One day before treatment, the backs of the animals were clipped with an electric clipper, exposing an area of approximately 10 % of the total body surface.
Only those animals without injury or irritation on the skin were used in the test.
On test day 1, the test item was applied at a dose of 2000 mg/kg body weight evenly on the intact skin with a syringe and covered with a semi-occlusive dressing. The dressing was wrapped around the abdomen and fixed with an elastic adhesive bandage.
Application volume/kg body weight: 4 mL
Twenty-four hours after the application the dressing was removed and the skin was flushed with lukewarm tap water and dried with disposable paper towels. Thereafter, the reaction sites were assessed.
All animals were re-shaved on test days 8 and 14 to facilitate the reading of the local reactions.
Rationale: Dermal administration was used as this is one possible route of human exposure during manufacture, handling and use of the test item.

Duration of exposure:

24 h, followed by an observation period of 14 days

Doses:

2000 mg/kg bw
Application volume/kg body weight: 4 mL

No. of animals per sex per dose:

Number of Animals per Group: 5 males 5 females
Total number of Animals: 5 males 5 females

Control animals:

no

Details on study design:

Observations
Viability / Mortality: Daily during the acclimatization period, during the first 30 minutes and at approximately 1, 2, 3 and 5 hours after administration on test day 1 (with the clinical signs) and twice daily during days 2-15.
Clinical Signs: Daily during the acclimatization period, during the first 30 minutes and at approximately 1, 2, 3 and 5 hours after administration on test day 1. Once daily during days 2-15.
Local Signs Once daily during days 2-15. All abnormalities were recorded.
Body Weights: On test days 1 (prior to administration), 8 and 15.

Statistics:

No statistical analysis was used.

Results and discussion

Mortality:

No deaths occurred during the study.

Clinical signs:

other: No clinical or local signs were observed during the course of the study.

Gross pathology:

No macroscopic findings were recorded at necropsy.

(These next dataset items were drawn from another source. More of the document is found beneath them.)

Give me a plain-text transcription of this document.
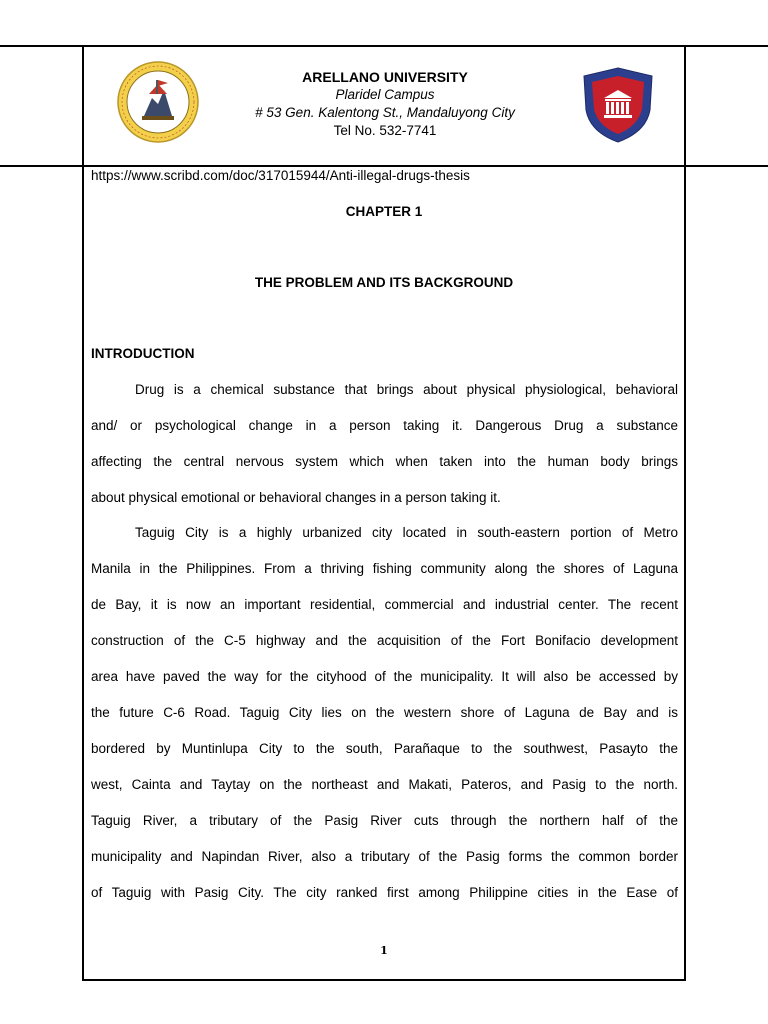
ARELLANO UNIVERSITY
Plaridel Campus
# 53 Gen. Kalentong St., Mandaluyong City
Tel No. 532-7741
https://www.scribd.com/doc/317015944/Anti-illegal-drugs-thesis
CHAPTER 1
THE PROBLEM AND ITS BACKGROUND
INTRODUCTION
Drug is a chemical substance that brings about physical physiological, behavioral
and/ or psychological change in a person taking it. Dangerous Drug a substance
affecting the central nervous system which when taken into the human body brings
about physical emotional or behavioral changes in a person taking it.
Taguig City is a highly urbanized city located in south-eastern portion of Metro
Manila in the Philippines. From a thriving fishing community along the shores of Laguna
de Bay, it is now an important residential, commercial and industrial center. The recent
construction of the C-5 highway and the acquisition of the Fort Bonifacio development
area have paved the way for the cityhood of the municipality. It will also be accessed by
the future C-6 Road. Taguig City lies on the western shore of Laguna de Bay and is
bordered by Muntinlupa City to the south, Parañaque to the southwest, Pasayto the
west, Cainta and Taytay on the northeast and Makati, Pateros, and Pasig to the north.
Taguig River, a tributary of the Pasig River cuts through the northern half of the
municipality and Napindan River, also a tributary of the Pasig forms the common border
of Taguig with Pasig City. The city ranked first among Philippine cities in the Ease of
1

Applicant's summary and conclusion

Interpretation of results:

not classified

Remarks:

Migrated information Criteria used for interpretation of results: EU

Conclusions:

The median lethal dose of the substance after single dermal administration to rats of both sexes, observed over a period of 14 days is:
LD50 (rat): greater than 2000 mg/kg body weight

Executive summary:

Five male and five female HanRcc:WIST (SPF) rats were treated with the test substance at 2000 mg/kg by dermal application. The test item was diluted in vehicle (PEG 300) at a concentration of 0.5 g/mL and administered at a volume dosage of 4 mL/kg. The application period was 24 hours.

The animals were examined daily during the acclimatization period and mortality, viability and clinical signs were recorded. All animals were examined for clinical signs at approximately 30 minutes, 1, 2, 3 and 5 hours after treatment on day 1 and once daily during test days 2-5. Local signs were noted once daily from test day 2 to 15. Mortality/viability was recorded at approximately 30 minutes, 1, 2, 3 and 5 hours after administration on test day 1 (with the clinical signs) and twice daily during days 2-15. Body weights were recorded on day 1 (prior to administration) and on days 8 and 15. All animals were necropsied and examined macroscopically.

No deaths occurred during the study.

No clinical or local signs were observed during the course of the study.

The body weight of the animals was within the range commonly recorded for this strain and age.

No macroscopic findings were observed at necropsy.

The median lethal dose of the test item after single dermal administration to rats of both sexes, observed over a period of 14 days is LD50 (rat): greater than 2000 mg/kg body weight.